Within a year, after a bad set of reviews for a show, I found myself lying on a bed in an A&E department, in a London hospital, hooked up to a heart monitor.

It is stressful trying to be someone else every day.

I think a turning point was when BAC’s Chair at the time, Nick Starr, pulled me aside after a Board meeting. I thought I might get fired. It was almost a relief.

“David” he said “you know, you really don’t have to be so sensible all the time.”

It was revelatory.

I was so desperately trying to be something I wasn’t that I was tying myself up in knots.

The person who appointed me, BAC’s Chair, had just told me to chill the fuck out!

It helped me to unwind a bit – and gradually I started to be me.

More than a decade later – over the last month – I have lost count of the number of people who have said to me “big shoes to fill”.
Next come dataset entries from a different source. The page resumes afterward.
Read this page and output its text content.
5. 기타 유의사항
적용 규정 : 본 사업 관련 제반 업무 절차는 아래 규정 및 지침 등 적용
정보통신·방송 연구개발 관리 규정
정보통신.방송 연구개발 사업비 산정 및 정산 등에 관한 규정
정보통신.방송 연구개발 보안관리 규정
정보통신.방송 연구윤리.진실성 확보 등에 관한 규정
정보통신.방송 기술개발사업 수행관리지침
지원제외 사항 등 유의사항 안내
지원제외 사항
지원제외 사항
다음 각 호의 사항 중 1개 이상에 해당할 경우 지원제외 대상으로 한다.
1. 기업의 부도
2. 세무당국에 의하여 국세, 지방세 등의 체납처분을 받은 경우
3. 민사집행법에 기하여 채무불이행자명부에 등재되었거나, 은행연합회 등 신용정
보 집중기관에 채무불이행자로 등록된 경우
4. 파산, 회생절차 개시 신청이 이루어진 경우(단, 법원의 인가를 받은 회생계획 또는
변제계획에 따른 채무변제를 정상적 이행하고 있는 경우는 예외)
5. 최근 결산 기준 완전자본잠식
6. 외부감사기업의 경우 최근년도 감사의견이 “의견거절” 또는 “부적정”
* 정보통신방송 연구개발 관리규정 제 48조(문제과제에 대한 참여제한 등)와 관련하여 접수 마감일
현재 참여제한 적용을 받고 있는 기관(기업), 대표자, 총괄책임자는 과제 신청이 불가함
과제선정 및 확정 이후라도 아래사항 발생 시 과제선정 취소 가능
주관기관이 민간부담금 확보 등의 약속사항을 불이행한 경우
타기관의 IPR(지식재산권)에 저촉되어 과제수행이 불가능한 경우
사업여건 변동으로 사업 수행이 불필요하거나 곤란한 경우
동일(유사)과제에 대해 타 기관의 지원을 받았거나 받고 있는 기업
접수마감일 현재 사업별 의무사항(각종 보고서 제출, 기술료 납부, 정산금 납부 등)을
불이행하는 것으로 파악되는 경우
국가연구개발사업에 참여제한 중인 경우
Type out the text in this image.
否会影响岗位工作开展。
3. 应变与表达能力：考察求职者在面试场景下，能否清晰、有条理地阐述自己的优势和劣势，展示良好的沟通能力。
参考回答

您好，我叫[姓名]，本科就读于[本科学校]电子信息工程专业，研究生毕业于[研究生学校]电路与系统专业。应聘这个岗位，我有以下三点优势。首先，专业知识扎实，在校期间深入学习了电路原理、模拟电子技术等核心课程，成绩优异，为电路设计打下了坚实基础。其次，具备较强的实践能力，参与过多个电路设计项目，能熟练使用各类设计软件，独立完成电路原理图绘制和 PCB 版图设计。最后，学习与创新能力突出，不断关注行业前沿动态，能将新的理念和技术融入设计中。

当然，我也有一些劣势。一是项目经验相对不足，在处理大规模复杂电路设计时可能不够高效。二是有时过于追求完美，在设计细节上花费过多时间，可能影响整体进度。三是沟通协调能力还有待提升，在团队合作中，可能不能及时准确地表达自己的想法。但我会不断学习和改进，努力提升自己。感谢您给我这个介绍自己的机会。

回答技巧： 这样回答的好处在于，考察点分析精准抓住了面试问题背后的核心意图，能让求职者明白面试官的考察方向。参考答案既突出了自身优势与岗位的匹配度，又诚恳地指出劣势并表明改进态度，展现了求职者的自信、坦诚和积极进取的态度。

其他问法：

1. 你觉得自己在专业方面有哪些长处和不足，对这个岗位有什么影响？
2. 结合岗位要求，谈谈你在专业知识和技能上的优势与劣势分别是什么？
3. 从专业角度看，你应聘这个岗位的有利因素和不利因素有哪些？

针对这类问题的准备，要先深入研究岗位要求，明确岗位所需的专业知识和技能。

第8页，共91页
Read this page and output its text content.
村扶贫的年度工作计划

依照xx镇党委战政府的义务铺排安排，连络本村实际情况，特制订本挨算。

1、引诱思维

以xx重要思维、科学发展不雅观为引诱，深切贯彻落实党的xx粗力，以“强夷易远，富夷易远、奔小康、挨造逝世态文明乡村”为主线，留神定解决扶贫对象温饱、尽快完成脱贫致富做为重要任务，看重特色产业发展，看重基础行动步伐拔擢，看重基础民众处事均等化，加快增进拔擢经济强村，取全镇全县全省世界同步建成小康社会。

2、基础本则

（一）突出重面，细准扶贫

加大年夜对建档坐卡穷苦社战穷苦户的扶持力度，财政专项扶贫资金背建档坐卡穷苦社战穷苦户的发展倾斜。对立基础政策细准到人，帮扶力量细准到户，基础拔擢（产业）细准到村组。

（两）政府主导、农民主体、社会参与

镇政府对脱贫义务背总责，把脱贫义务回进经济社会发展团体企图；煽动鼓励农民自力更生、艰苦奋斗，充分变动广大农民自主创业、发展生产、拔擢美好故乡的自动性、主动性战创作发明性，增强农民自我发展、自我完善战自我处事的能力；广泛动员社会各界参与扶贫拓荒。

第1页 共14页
They are referring to the challenge for the next artistic director of battersea arts centre. 

While this is intended as a complement – my honest response is “absolute bollocks”.

The first thing the new artistic director of BAC should do is throw away any vestige of my shoes (I only have one pair anyway, so I am taking them with me) and focus on their own approach.

My advice to anyone is to lead in your way.

Because when you spend time trying to be someone  or something else – you stop developing – you stop growing – and you waste energy.

By 2006 I had started to learn to be myself in the job.

Reassuringly – when I started being me – things went from bad to worse…

Around Christmas 2006 we received a letter from the local council saying we had to meet a £375k demand with three months’ notice or we were out. Season’s greetings!

But the difference was that when this latest disaster happened, I didn’t try to manage it by attempting to be someone else.

The only way to cope in life is to be you.

In “thing three” I will write up some of the car-crashes – from funding disasters – to changing the programme model – to the fire in the Grand Hall – because some of most important learning happens when things go wrong.

 

 

2 comments

  1. As an aspiring artistic director, this is very interesting and exciting to read! Looking forward to the next one.